Back in the January of 2013, up in the German state of Lower Saxony, they held an election. The CDU held a few points lead, but not enough to have a majority. So, you'd move to the coalition-construction phase. Party number two in the election....the SPD....refused to partner. Party number three....the Greens....refused to partner. Party number four would partner but they didn't give enough vote to settle the situation.
By German law, the situation is handed to the second-place winner....the SPD. They went to the Greens, and a partnership was built. I must note.....a ONE-vote majority then existed. It was a fragile partnership, but for four years, it's held. There's supposed to be an election in January of 2018.

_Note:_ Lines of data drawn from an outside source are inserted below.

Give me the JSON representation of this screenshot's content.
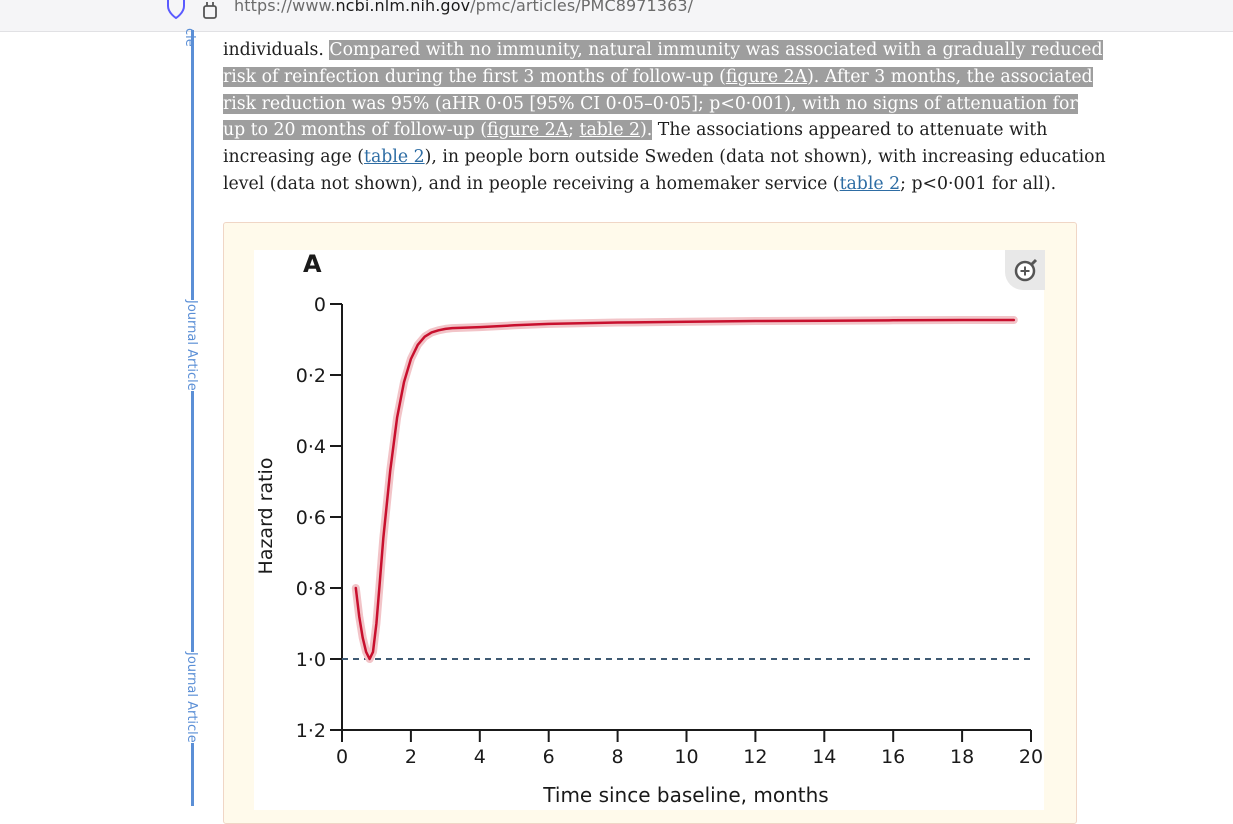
{
  "browser": {
    "url_prefix": "https://www.",
    "url_domain": "ncbi.nlm.nih.gov",
    "url_path": "/pmc/articles/PMC8971363/"
  },
  "sidebar": {
    "labels": [
      "Journal Article",
      "Journal Article"
    ],
    "top_fragment": "cle"
  },
  "article": {
    "line1_plain": "individuals.",
    "line1_hl": "Compared with no immunity, natural immunity was associated with a gradually reduced",
    "line2_a": "risk of reinfection during the first 3 months of follow-up (",
    "line2_link": "figure 2A",
    "line2_b": "). After 3 months, the associated",
    "line3_hl": "risk reduction was 95% (aHR 0·05 [95% CI 0·05–0·05]; p<0·001), with no signs of attenuation for",
    "line4_a": "up to 20 months of follow-up (",
    "line4_link1": "figure 2A",
    "line4_sep": "; ",
    "line4_link2": "table 2",
    "line4_b": ").",
    "line4_plain": " The associations appeared to attenuate with",
    "line5_a": "increasing age (",
    "line5_link": "table 2",
    "line5_b": "), in people born outside Sweden (data not shown), with increasing education",
    "line6_a": "level (data not shown), and in people receiving a homemaker service (",
    "line6_link": "table 2",
    "line6_b": "; p<0·001 for all)."
  },
  "colors": {
    "curve": "#c8102e",
    "ci_band": "#f2c4c8",
    "reference_line": "#3f5a73",
    "highlight": "#9e9e9e",
    "link": "#2e6da4",
    "figure_bg": "#fffaeb"
  },
  "figure": {
    "zoom_icon": "zoom-in-magnifier-icon"
  },
  "chart_data": {
    "type": "line",
    "panel_label": "A",
    "xlabel": "Time since baseline, months",
    "ylabel": "Hazard ratio",
    "xlim": [
      0,
      20
    ],
    "ylim": [
      0,
      1.2
    ],
    "y_inverted": true,
    "x_ticks": [
      "0",
      "2",
      "4",
      "6",
      "8",
      "10",
      "12",
      "14",
      "16",
      "18",
      "20"
    ],
    "y_ticks": [
      "0",
      "0·2",
      "0·4",
      "0·6",
      "0·8",
      "1·0",
      "1·2"
    ],
    "reference_line": {
      "y": 1.0,
      "style": "dashed"
    },
    "series": [
      {
        "x": [
          0.4,
          0.5,
          0.6,
          0.7,
          0.8,
          0.9,
          1.0,
          1.1,
          1.2,
          1.4,
          1.6,
          1.8,
          2.0,
          2.2,
          2.4,
          2.6,
          2.8,
          3.0,
          3.2,
          3.5,
          4.0,
          5.0,
          6.0,
          8.0,
          10.0,
          12.0,
          14.0,
          16.0,
          18.0,
          19.5
        ],
        "y": [
          0.8,
          0.88,
          0.94,
          0.98,
          1.0,
          0.98,
          0.9,
          0.78,
          0.66,
          0.47,
          0.32,
          0.22,
          0.155,
          0.115,
          0.092,
          0.08,
          0.074,
          0.07,
          0.068,
          0.067,
          0.065,
          0.06,
          0.056,
          0.052,
          0.05,
          0.048,
          0.047,
          0.046,
          0.045,
          0.045
        ]
      }
    ]
  }
}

Well....one member of the Greens got peeved with her party. Chief reason? They'd closed off a move over to the EU parliament for next year. In effect, she was finished within the party. So she said fine....she'd quit the party but maintain her seat....and flip to the CDU. At this point, the CDU now holds a majority in the state parliament. Pretty shocking for the SPD and Greens waking up to find this out.
The SPD? They are standing there and are kinda wondering about the future (five months until the election). In some ways, it's an embarrassment as to the way that the Greens handled the way with this Frau Twesten.
The effect on the January election? If you toss in the likely Merkel win, and the Green member shifting to the CDU....I'd take a guess that the January election will be a fairly solid CDU win (more than the 36-percent of 2013. I'd also take a guess that the Greens won't match the 2013 win (13.7-percent) and will fall two or more points short.